Hiring professionals to help manage your business? Their fees are typically deductible, including:

  • Accountants and bookkeepers (for tax preparation and business advice)
  • Legal fees (for contracts, business setup, or disputes)
  • Industry memberships and trade associations

Ongoing business coaching or training may also be deductible — see the training section below.

7. Home office expenses

If you run your business from home, you may be able to claim a portion of household expenses related to your workspace, including:

  • Power and gas
  • Internet and phone
  • Mortgage interest or rent
  • Office furniture and equipment

How to calculate home office deductions:

Actual cost method: Claim a percentage of total household expenses based on the size of your home office.

Square metre method: Use IRD’s fixed rate per square metre of business space.

Remember to keep records of your home office usage to support your claim.

8. Interest and banking fees

You can deduct interest on business loans, overdrafts, and credit cards, as well as fees related to:

  • Business bank accounts
  • Loan establishment fees
  • Merchant service fees (e.g., credit card processing costs)

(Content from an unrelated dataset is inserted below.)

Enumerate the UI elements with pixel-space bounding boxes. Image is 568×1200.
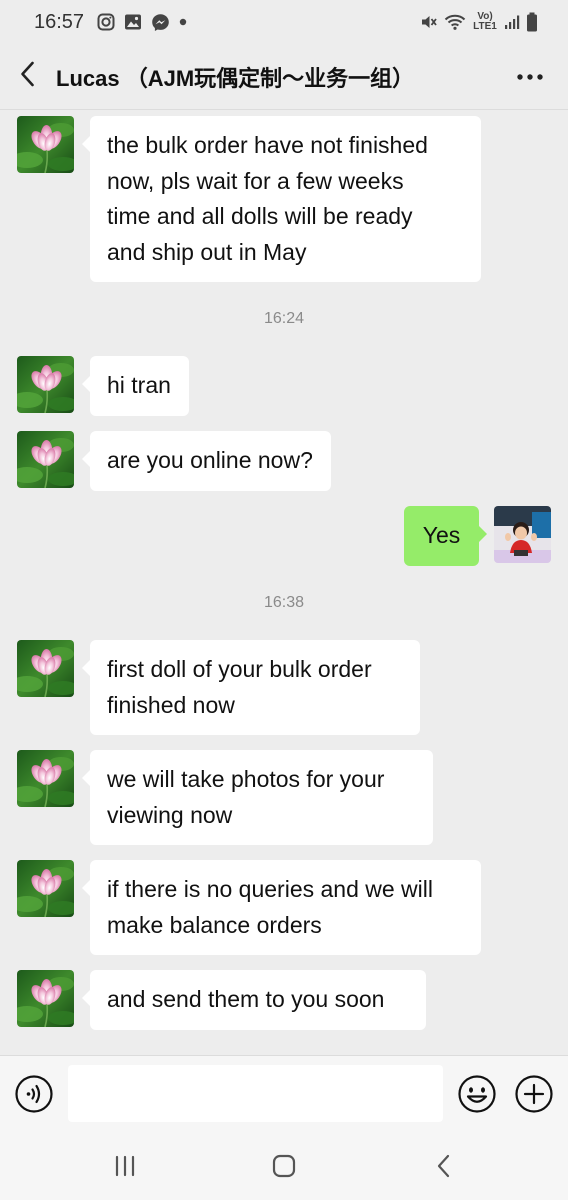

Make sure any loan is strictly for business purposes — personal loans used for business may not be fully deductible.

9. Training and education

Upskilling yourself or your employees? Work-related training expenses can be deducted, including:

  • Online courses and certifications
  • Business coaching and mentorship programs
  • Industry conferences and workshops

General self-improvement courses (e.g., leadership coaching) may not be deductible — training must directly relate to generating income in your business.

10. Bad debts

If a client fails to pay an invoice, you may be able to write off the unpaid amount as a tax deduction, but only if:

  • You have made reasonable efforts to recover the debt
  • The debt is officially written off before 31 March (end of the tax year)

Keep records of unpaid invoices and collection attempts to support your bad debt claim.

How to maximise your tax deductions

Understanding small business tax write-offs NZ can help you claim every deduction you’re entitled to.

1. Plan your expenses before the tax year ends

If you’re considering buying new equipment, tools, or software, making the purchase before 31 March means you can claim the deduction in the current tax year, reducing your taxable income sooner. Similarly, if you have upcoming business expenses, prepaying them (e.g., rent or insurance) could help bring down this year’s tax bill.

2. Use tax losses to your advantage

If your business made a loss this year, you may be able to carry that loss forward to offset future profits, reducing your tax bill when your business income increases. This is especially useful for new businesses still in the early stages of growth.

3. Review past returns for missed claims

The IRD allows you to amend previous tax returns, so if you realize you forgot to claim a deduction in a past year, you may be able to adjust your return and get money back. This applies to expenses like home office deductions, professional fees, and business loan interest.

4. Talk to a tax professional if you’re unsure

Even if you manage your own taxes, an annual check-in with an accountant can help ensure you’re not missing key deductions or making errors that could lead to penalties. The best part? Accounting fees are tax-deductible!